The system conserves both electricity and cash. Terry says, “I get depreciation and 30 percent tax credits.” Additionally, the Energize Delaware program offers two percent interest loans and Delmarva Power buys “S Reg credits” for an extra $8,000 a year or so for 10 years.

Terry’s farm could be a model site for conservation planting projects. He has planted Miscanthus grass in front of his tunnel fans. The grass “sucks up ammonia and dust particles so they don’t spread into the atmosphere. Some other plants won’t live in front of the fans, but that does.”

He planted a mix of evergreens and deciduous trees when he built his latest chicken houses. They block the wind, so winter heating costs go down, he explains.
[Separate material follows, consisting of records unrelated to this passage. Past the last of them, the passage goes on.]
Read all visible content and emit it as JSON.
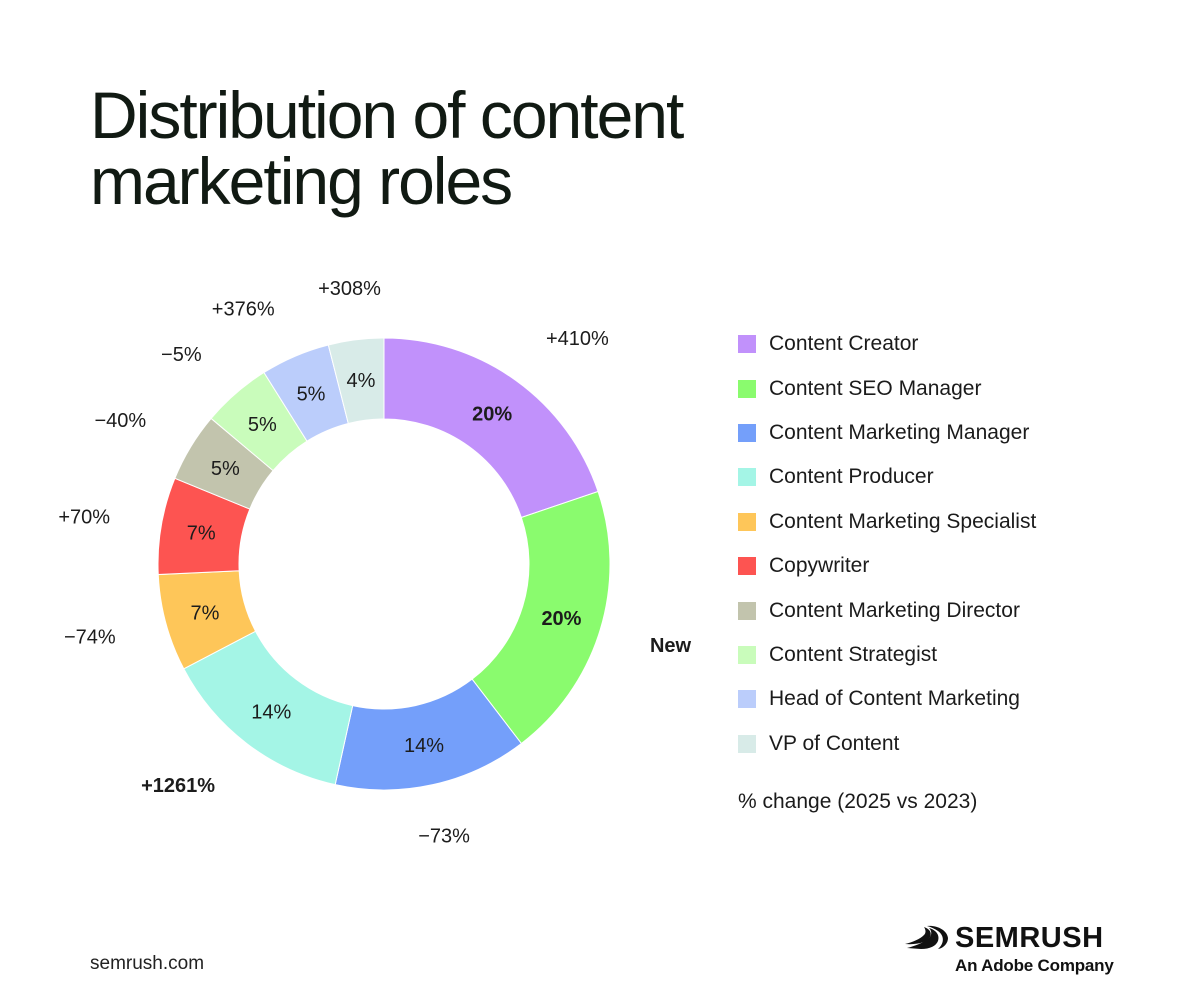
{
  "header": {
    "title_line1": "Distribution of content",
    "title_line2": "marketing roles"
  },
  "chart_data": {
    "type": "pie",
    "variant": "donut",
    "legend_position": "right",
    "legend_note": "% change (2025 vs 2023)",
    "slices": [
      {
        "name": "Content Creator",
        "value": 20,
        "label": "20%",
        "change": "+410%",
        "color": "#c191fb",
        "bold": true
      },
      {
        "name": "Content SEO Manager",
        "value": 20,
        "label": "20%",
        "change": "New",
        "color": "#8afb6e",
        "bold": true
      },
      {
        "name": "Content Marketing Manager",
        "value": 14,
        "label": "14%",
        "change": "−73%",
        "color": "#749ffa",
        "bold": false
      },
      {
        "name": "Content Producer",
        "value": 14,
        "label": "14%",
        "change": "+1261%",
        "color": "#a4f5e6",
        "bold": false
      },
      {
        "name": "Content Marketing Specialist",
        "value": 7,
        "label": "7%",
        "change": "−74%",
        "color": "#fec659",
        "bold": false
      },
      {
        "name": "Copywriter",
        "value": 7,
        "label": "7%",
        "change": "+70%",
        "color": "#fd5451",
        "bold": false
      },
      {
        "name": "Content Marketing Director",
        "value": 5,
        "label": "5%",
        "change": "−40%",
        "color": "#c2c4ad",
        "bold": false
      },
      {
        "name": "Content Strategist",
        "value": 5,
        "label": "5%",
        "change": "−5%",
        "color": "#c9fcbb",
        "bold": false
      },
      {
        "name": "Head of Content Marketing",
        "value": 5,
        "label": "5%",
        "change": "+376%",
        "color": "#bbcdfb",
        "bold": false
      },
      {
        "name": "VP of Content",
        "value": 4,
        "label": "4%",
        "change": "+308%",
        "color": "#d8ebe8",
        "bold": false
      }
    ]
  },
  "footer": {
    "site": "semrush.com",
    "brand_name": "SEMRUSH",
    "brand_tagline": "An Adobe Company",
    "brand_icon": "semrush-fireball-icon"
  }
}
Also, “transpiration cools the air. I planted the evergreens and trees between the houses, so in the summertime when you suck the air into the houses, it’s cooler air and you get better livability of the birds.”

A quarter to half acre bee pollinator garden reduces grass cutting, which saves “fuel, the environment, the bees, and time.” There is also a bog to filter rainwater. “Nobody’s paying for that. It collects the rainwater that filters through the ditch and cleans up anything that is being washed into the ditches.”

For his extensive conservation work, Terry was awarded the 2018 Environmental Steward of the Year award by the US Poultry and Egg Association. His efforts with the poultry freezers, solar panels and bee pollinator garden are making a lasting impact to protect our bountiful environment.